In September of 1992, Island Cove Adventures had its grand opening on State Road in Vineyard Haven. During its first full season President Clinton made a trip to the Vineyard. The Gosselins sent the President a gift certificate for his birthday.

“And he came!” Mary said.

But they were off-Island that day. They saw the news on television.

“I’m sitting there watching, and I say, what the heck is that?” Ray remembered. “Is that a waterfall? And they pan back, and I say holy mackerel, Mary get up. The president is there. We missed him. I don’t believe it.”

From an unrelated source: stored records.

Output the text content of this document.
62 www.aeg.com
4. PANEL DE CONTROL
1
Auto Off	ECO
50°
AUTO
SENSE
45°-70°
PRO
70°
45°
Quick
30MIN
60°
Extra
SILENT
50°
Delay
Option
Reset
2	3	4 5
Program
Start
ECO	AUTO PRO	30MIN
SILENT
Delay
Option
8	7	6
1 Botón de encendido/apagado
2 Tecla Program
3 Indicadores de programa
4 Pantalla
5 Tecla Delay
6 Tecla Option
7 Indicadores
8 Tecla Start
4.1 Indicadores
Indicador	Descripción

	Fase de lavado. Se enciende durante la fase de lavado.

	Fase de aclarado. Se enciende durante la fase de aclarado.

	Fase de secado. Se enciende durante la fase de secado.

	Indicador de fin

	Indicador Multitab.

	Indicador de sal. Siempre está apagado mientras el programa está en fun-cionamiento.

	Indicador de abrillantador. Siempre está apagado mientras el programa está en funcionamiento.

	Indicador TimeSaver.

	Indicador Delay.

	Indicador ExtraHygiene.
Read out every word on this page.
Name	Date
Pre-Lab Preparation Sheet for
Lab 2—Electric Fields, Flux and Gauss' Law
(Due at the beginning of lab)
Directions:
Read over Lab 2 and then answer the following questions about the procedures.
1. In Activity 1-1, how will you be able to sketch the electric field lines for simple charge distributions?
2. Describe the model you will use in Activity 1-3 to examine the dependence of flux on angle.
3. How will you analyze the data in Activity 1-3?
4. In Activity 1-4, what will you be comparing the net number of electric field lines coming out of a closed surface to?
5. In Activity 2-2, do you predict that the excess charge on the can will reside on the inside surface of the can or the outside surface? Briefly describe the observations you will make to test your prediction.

The next summer when the Clinton family came back to the course the Gosselins were there. Earlier that year the Clinton administration had revived the Small Business Association. Ray talked with Mrs. Clinton about applying for a loan and jokingly asked the First Lady if he could put her down as a reference.

“Yes, we can do that,” Mrs. Clinton said. She gave him the address to send the reference papers to.

“And next thing you know, we got the loan,” Ray said.

In the early days, Ray continued his work as an electrician. At the mini-golf park he focused on maintaining the course while Mary ran the office, management and handled all the bookkeeping. A few years after opening they started selling Mad Martha’s Ice Cream.

“That year we opened with the ice cream we made more money on the ice cream than we did golf,” Ray said.

They added more food to the menu, put in a climbing wall and people began coming from all over the Island, the Gosselins said. “We had plenty of parking, no huge line, we got them here and they played mini-golf,” Ray said.

“If it was actually all about the money we would have been very poor and it never would have worked,” Mary added. “You sacrifice so much if you’re only focused on the money.”

The focus, it turned out, was on their young customers, watching them grow up and giving some extra encouragement, along with free chances, to finally make it to the top of the climbing wall.

“That to me is our community, taking care of each other,” Mary said.

But like all things, there comes a time to move on.

“There’s a lot more competition for the family’s dollars so we had to work harder, and we’re not at the age where we could,” Mary said. “It was time to turn it over to somebody younger, and that was our hope, that we would find somebody that would want to keep it a mini-golf.”

Island Cove Adventures has a new name under its new ownership, simply The Cove. Mr. Katzen also recently purchased Little House Cafe, not far down the street, and has partnered this summer with Spring Sheldon to operate a taco truck, El Gato Grande, in the mini-golf course’s parking lot.

“We like Brook, he’s a go-getter,” Ray said.

“It feels like we’ve been able to pass the torch, which is lovely,” Mary said.